The University of Connecticut men’s basketball team cannot compete for next year’s national championship after the NCAA denied the school’s appeal of a postseason ban based on its athletes’ academic performance.
The Huskies earlier had been ordered to sit out the 2013 NCAA tournament, because of its past players’ sub-par academic performance rate. Led by longtime coach Jim Calhoun, the program had won that tourney last spring and, thus, captured the national title.
The University of Connecticut appealed that ruling, but to no avail, both the school and the NCAA said Thursday.
“It is disturbing that our current players must pay a penalty for the academic performance of students no longer enrolled,” University of Connecticut President Susan Herbst said in a statement. “No educator or parent purposefully punishes young people for the failings of others.”
The NCAA defended the decision, with spokesman Erik Christianson stating “schools have known since 2006″ about the “serious penalties, including postseason restriction” for programs that did not meet set academic requirements.

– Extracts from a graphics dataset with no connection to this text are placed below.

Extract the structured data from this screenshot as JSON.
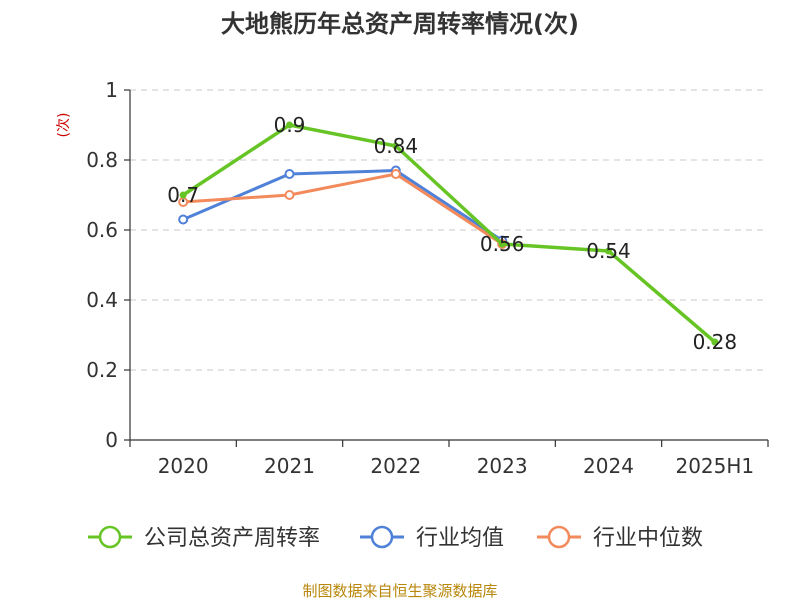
{
  "chart_data": {
    "type": "line",
    "title": "大地熊历年总资产周转率情况(次)",
    "ylabel": "(次)",
    "xlabel": "",
    "categories": [
      "2020",
      "2021",
      "2022",
      "2023",
      "2024",
      "2025H1"
    ],
    "ylim": [
      0,
      1
    ],
    "yticks": [
      0,
      0.2,
      0.4,
      0.6,
      0.8,
      1
    ],
    "ytick_labels": [
      "0",
      "0.2",
      "0.4",
      "0.6",
      "0.8",
      "1"
    ],
    "grid": true,
    "legend_position": "bottom",
    "series": [
      {
        "name": "公司总资产周转率",
        "color": "#66c424",
        "values": [
          0.7,
          0.9,
          0.84,
          0.56,
          0.54,
          0.28
        ],
        "labels": [
          "0.7",
          "0.9",
          "0.84",
          "0.56",
          "0.54",
          "0.28"
        ]
      },
      {
        "name": "行业均值",
        "color": "#4f81d8",
        "values": [
          0.63,
          0.76,
          0.77,
          0.57,
          null,
          null
        ]
      },
      {
        "name": "行业中位数",
        "color": "#f28a5c",
        "values": [
          0.68,
          0.7,
          0.76,
          0.56,
          null,
          null
        ]
      }
    ]
  },
  "source_note": "制图数据来自恒生聚源数据库"
}
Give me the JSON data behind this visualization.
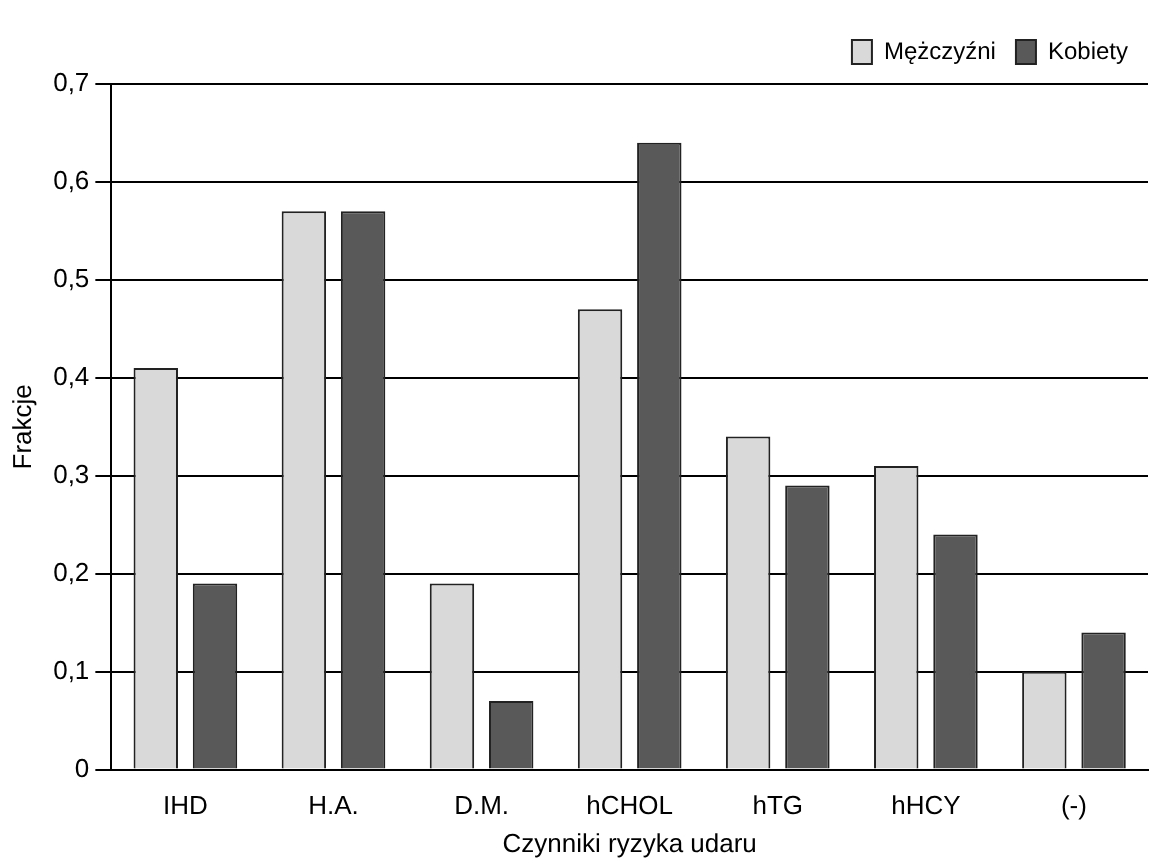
{
  "chart_data": {
    "type": "bar",
    "xlabel": "Czynniki ryzyka udaru",
    "ylabel": "Frakcje",
    "categories": [
      "IHD",
      "H.A.",
      "D.M.",
      "hCHOL",
      "hTG",
      "hHCY",
      "(-)"
    ],
    "series": [
      {
        "name": "Mężczyźni",
        "color": "#d9d9d9",
        "values": [
          0.41,
          0.57,
          0.19,
          0.47,
          0.34,
          0.31,
          0.1
        ]
      },
      {
        "name": "Kobiety",
        "color": "#595959",
        "values": [
          0.19,
          0.57,
          0.07,
          0.64,
          0.29,
          0.24,
          0.14
        ]
      }
    ],
    "ylim": [
      0,
      0.7
    ],
    "yticks": [
      0,
      {
        "value": 0.1,
        "label": "0,1"
      },
      {
        "value": 0.2,
        "label": "0,2"
      },
      {
        "value": 0.3,
        "label": "0,3"
      },
      {
        "value": 0.4,
        "label": "0,4"
      },
      {
        "value": 0.5,
        "label": "0,5"
      },
      {
        "value": 0.6,
        "label": "0,6"
      },
      {
        "value": 0.7,
        "label": "0,7"
      }
    ],
    "grid": "y",
    "legend": "top right"
  }
}
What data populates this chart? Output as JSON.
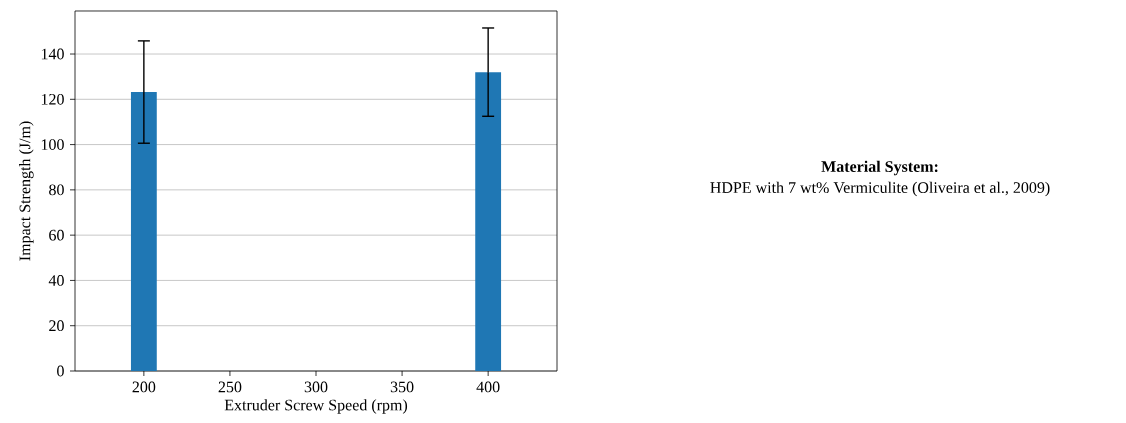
{
  "chart_data": {
    "type": "bar",
    "xlabel": "Extruder Screw Speed (rpm)",
    "ylabel": "Impact Strength (J/m)",
    "x": [
      200,
      400
    ],
    "values": [
      123.2,
      132.0
    ],
    "errors": [
      22.6,
      19.5
    ],
    "color": "#1f77b4",
    "xlim": [
      160,
      440
    ],
    "ylim": [
      0,
      159
    ],
    "xticks": [
      200,
      250,
      300,
      350,
      400
    ],
    "yticks": [
      0,
      20,
      40,
      60,
      80,
      100,
      120,
      140
    ],
    "grid": "y",
    "annotations": [
      "Material System:",
      "HDPE with 7 wt% Vermiculite (Oliveira et al., 2009)"
    ]
  }
}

“Also, in UConn’s first waiver denial, NCAA staff noted the men’s basketball team’s overall lack of academic achievement and minimal academic progress over several years,” Christianson said by e-mail to CNN.
The move is a result of the NCAA’s decision to implement a recommendation, backed by U.S. Education Secretary Arne Duncan and the Knight Commission on Intercollegiate Athletics, to penalize programs that did not or were not on track to graduate at least half of their student athletes.
“If you can’t manage to graduate half of your players, how serious is the institution and the coach and the program about their players’ academic success?” Duncan, who played basketball while attending Harvard, told reporters last spring. “Are you actually preparing your student athletes for success — is it just on the court or in life?”
The NCAA notes that a 930 APR, or academic performance rate, equates to a program being at the fulcrum to meet that criteria — with higher scores indicating that a program is on track to graduate more than half its players, and lower ones indicating it is not.
The APR score for the UConn men’s basketball’s team, based on data from the 2009-2010 academic year, was an 893, according to the NCAA’s website. That led to the NCAA immediately determining that the Huskies must offer two fewer scholarships, as well as setting the stage for next year’s postseason ban.